Slowing my steps, I lingered by the wall. I wasn’t trying to eavesdrop, but something in her tone made me pause. I’d never heard Tempest sound rattled before.

“You don’t understand,” she continued, her voice dropping. “It’s complicated. The timingis impossible... No, I’m not being difficult. You’re the one who promised I could maintain my pri?—"

She cut off abruptly. I peered around the corner to see her pacing the length of one of the private study rooms across from the coffee shop, one hand pressed to her forehead. Her dark hair was piled in a messy bun, and she wore an oversized DSU Dragons sweatshirt that made something in my chest tighten.

And my pants. Because now I was imagining her wearing my jersey and... nope. Shit. If I went any farther with that image, I’d need to hide one hell of a woody behind my books.

“Listen, can we table this until after spring break?” She sighed, shoulders slumping. “Yes, I know it’s a huge opportunity. Yes, I know these people don’t wait around... Fine. Send me the details. I’ll figure something out.”

She ended the call and dropped into a chair, pressing her face into her hands and halfway to hyperventilating. The gesture was so unguarded, so unlike her usual composed self, that I felt like I was intruding on something private. I waited a few seconds, then deliberately scuffed my shoes against the floor as I approached.

Tempest’s head snapped up, her expression smoothing over so fast it was almost scary. “You’re early.”

“Showered extra fast, just for you,” I lied, dropping my bag on the table.

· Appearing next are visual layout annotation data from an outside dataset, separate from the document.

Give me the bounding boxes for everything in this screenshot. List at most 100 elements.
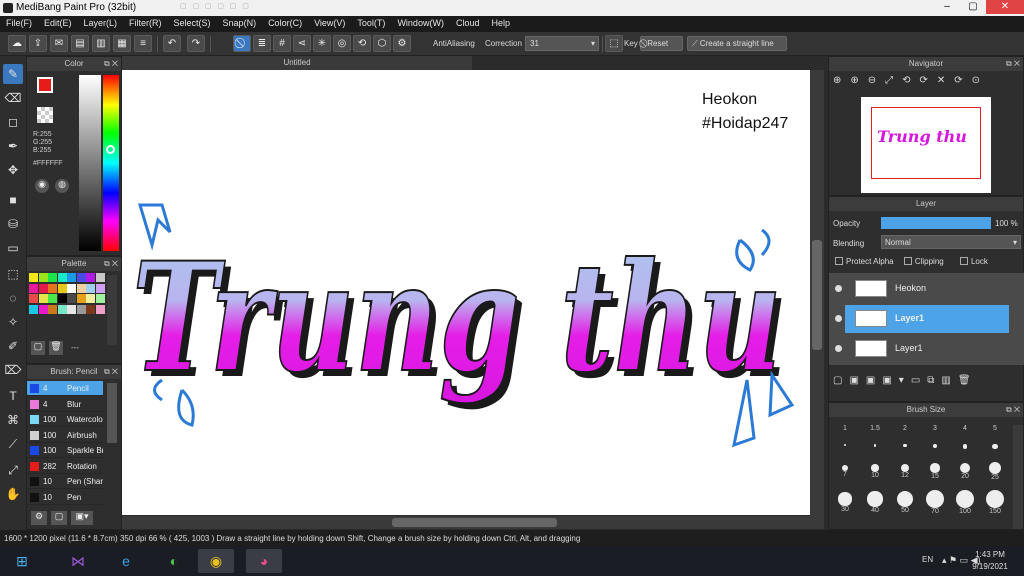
delete-palette-icon[interactable]: 🗑 (49, 341, 63, 355)
brush-item[interactable]: 10 Pen (27, 490, 103, 505)
add-brush-icon[interactable]: ▢ (51, 511, 67, 525)
protect-alpha-checkbox[interactable] (835, 257, 843, 265)
menu-snap[interactable]: Snap(N) (217, 16, 263, 28)
dot-tool-icon[interactable]: ◻ (3, 112, 23, 132)
vertical-scroll-thumb[interactable] (812, 240, 822, 350)
minimize-button[interactable]: – (934, 0, 960, 14)
parallel-snap-icon[interactable]: ≣ (253, 35, 271, 52)
brush-size-cell[interactable]: 5 (981, 425, 1009, 454)
coccoc-icon[interactable]: ◐ (156, 549, 192, 573)
brush-size-cell[interactable]: 7 (831, 456, 859, 485)
list-icon[interactable]: ≡ (134, 35, 152, 52)
reset-button[interactable]: ⃠ Reset (640, 36, 683, 51)
menu-cloud[interactable]: Cloud (450, 16, 486, 28)
cloud-icon[interactable]: ☁ (8, 35, 26, 52)
horizontal-scrollbar[interactable] (122, 516, 824, 529)
palette-swatch[interactable] (95, 304, 105, 314)
palette-swatch[interactable] (95, 273, 105, 282)
pick-tool-icon[interactable]: ⤢ (3, 460, 23, 480)
brush-size-cell[interactable]: 10 (861, 456, 889, 485)
palette-swatch[interactable] (38, 294, 48, 303)
palette-swatch[interactable] (48, 304, 57, 314)
eyedropper-icon[interactable]: ⟋ (3, 434, 23, 454)
clock[interactable]: 1:43 PM 9/19/2021 (962, 549, 1018, 573)
color-picker-icon[interactable]: ◍ (55, 179, 69, 193)
visibility-icon[interactable] (835, 285, 842, 292)
brush-size-cell[interactable]: 15 (921, 456, 949, 485)
brightness-slider[interactable] (79, 75, 101, 251)
grid-snap-icon[interactable]: # (273, 35, 291, 52)
palette-swatch[interactable] (95, 283, 105, 293)
correction-select[interactable]: 31 ▾ (525, 36, 599, 51)
navigator-preview[interactable]: Trung thu (861, 97, 991, 193)
palette-swatch[interactable] (38, 283, 48, 293)
layer-row[interactable]: Layer1 (829, 335, 1024, 363)
canvas[interactable]: Heokon #Hoidap247 Trung thu Trung thu (122, 70, 810, 515)
pen-tool-icon[interactable]: ✒ (3, 136, 23, 156)
brush-item[interactable]: 100 Watercolor (27, 412, 103, 427)
brush-size-cell[interactable]: 2 (891, 425, 919, 454)
magic-wand-icon[interactable]: ✧ (3, 312, 23, 332)
palette-swatch[interactable] (57, 273, 67, 282)
palette-swatch[interactable] (57, 294, 67, 303)
curve-snap-icon[interactable]: ⟲ (353, 35, 371, 52)
upload-icon[interactable]: ⇪ (29, 35, 47, 52)
move-tool-icon[interactable]: ✥ (3, 160, 23, 180)
bucket-tool-icon[interactable]: ⛁ (3, 214, 23, 234)
palette-swatch[interactable] (38, 273, 48, 282)
brush-size-cell[interactable]: 20 (951, 456, 979, 485)
palette-swatch[interactable] (86, 294, 95, 303)
brush-size-cell[interactable]: 25 (981, 456, 1009, 485)
panel-close-icon[interactable]: ⧉ ✕ (1006, 57, 1020, 71)
vertical-scrollbar[interactable] (810, 70, 824, 516)
brush-settings-icon[interactable]: ⚙ (31, 511, 47, 525)
palette-swatch[interactable] (48, 283, 57, 293)
menu-filter[interactable]: Filter(R) (123, 16, 168, 28)
palette-swatch[interactable] (76, 294, 86, 303)
hand-tool-icon[interactable]: ✋ (3, 484, 23, 504)
palette-swatch[interactable] (95, 294, 105, 303)
brush-size-cell[interactable]: 40 (861, 487, 889, 516)
medibang-icon[interactable]: ◕ (246, 549, 282, 573)
palette-swatch[interactable] (57, 304, 67, 314)
brush-size-cell[interactable]: 30 (831, 487, 859, 516)
brush-size-cell[interactable]: 1 (831, 425, 859, 454)
brush-item[interactable]: 4 Blur (27, 397, 103, 412)
brush-item[interactable]: 100 Airbrush (27, 428, 103, 443)
template-icon[interactable]: ▦ (113, 35, 131, 52)
close-button[interactable]: ✕ (986, 0, 1024, 14)
palette-swatch[interactable] (86, 273, 95, 282)
palette-swatch[interactable] (29, 304, 38, 314)
text-tool-icon[interactable]: T (3, 386, 23, 406)
polygon-snap-icon[interactable]: ⬡ (373, 35, 391, 52)
visual-studio-icon[interactable]: ⋈ (60, 549, 96, 573)
palette-scrollbar[interactable] (107, 275, 117, 345)
visibility-icon[interactable] (835, 315, 842, 322)
panel-close-icon[interactable]: ⧉ ✕ (104, 257, 118, 271)
vanishing-snap-icon[interactable]: ⋖ (293, 35, 311, 52)
gradient-tool-icon[interactable]: ▭ (3, 238, 23, 258)
straight-line-button[interactable]: ⟋ Create a straight line (687, 36, 787, 51)
settings-icon[interactable]: ⚙ (393, 35, 411, 52)
brush-size-scrollbar[interactable] (1013, 425, 1023, 529)
hue-slider[interactable] (103, 75, 119, 251)
palette-swatch[interactable] (29, 283, 38, 293)
palette-swatch[interactable] (38, 304, 48, 314)
menu-help[interactable]: Help (485, 16, 516, 28)
brush-item[interactable]: 100 Sparkle Brush (27, 443, 103, 458)
opacity-slider[interactable] (881, 217, 991, 229)
menu-view[interactable]: View(V) (308, 16, 351, 28)
chat-icon[interactable]: ✉ (50, 35, 68, 52)
menu-file[interactable]: File(F) (0, 16, 38, 28)
brush-item[interactable]: 10 Pen (Sharp) (27, 474, 103, 489)
new-file-icon[interactable]: ▤ (71, 35, 89, 52)
add-palette-icon[interactable]: ▢ (31, 341, 45, 355)
redo-icon[interactable]: ↷ (187, 35, 205, 52)
brush-size-cell[interactable]: 50 (891, 487, 919, 516)
panel-close-icon[interactable]: ⧉ ✕ (104, 365, 118, 379)
palette-swatch[interactable] (67, 273, 76, 282)
select-pen-icon[interactable]: ✐ (3, 336, 23, 356)
palette-swatch[interactable] (48, 273, 57, 282)
layer-row[interactable]: Layer1 (835, 305, 1009, 333)
brush-size-cell[interactable]: 100 (951, 487, 979, 516)
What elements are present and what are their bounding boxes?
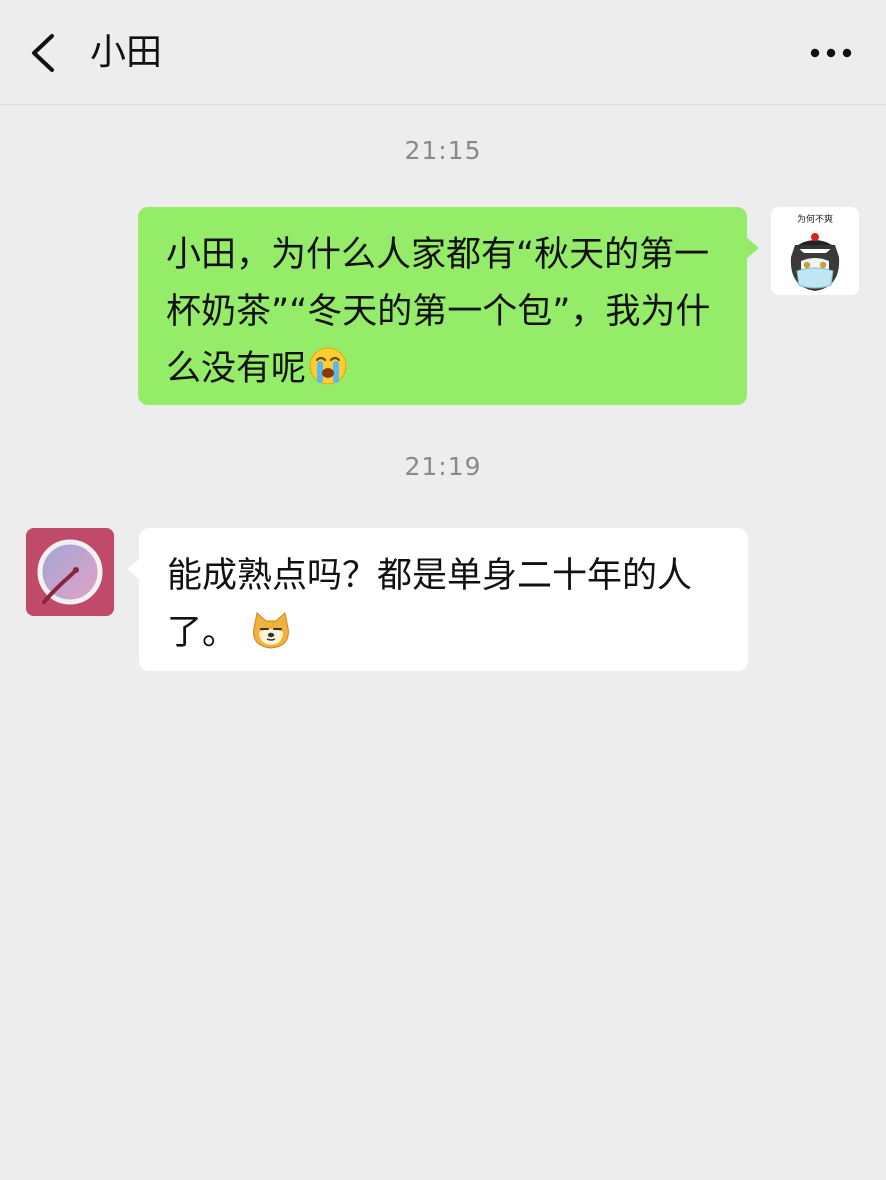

I’d postponed my weightlifting to this afternoon. “Everything okay?”

“Fine.” She was already pulling out her color-coded study materials, spine straight as a ruler. “Let’s pick up where we left off in class withOthello.”

I sat across from her, studying the tight set of her jaw. “You know, it’s okay to not be fine sometimes.”

Her hands stilled on her notebook. “What makes you think I’m not fine?”

“Just a feeling.” I kept my tone casual, though there was nothing casual about the way my pulse kicked up when she finally met my eyes. “Also, because that’s not your Shakespeare notebook, and it’s upside down.”

She glanced down at the notebook and gulped, then swept it back into her bag.

A flush crept up her neck. “That’s... nothing. You agreed to no questions about my notes. Pretend you never saw it.”

Like that was going to happen. “Already forgotten.”

She narrowed her eyes at me, but there was a hint of a smile playing at the corners of her mouth. “Why do I think you’ve got a memory like a steel trap?”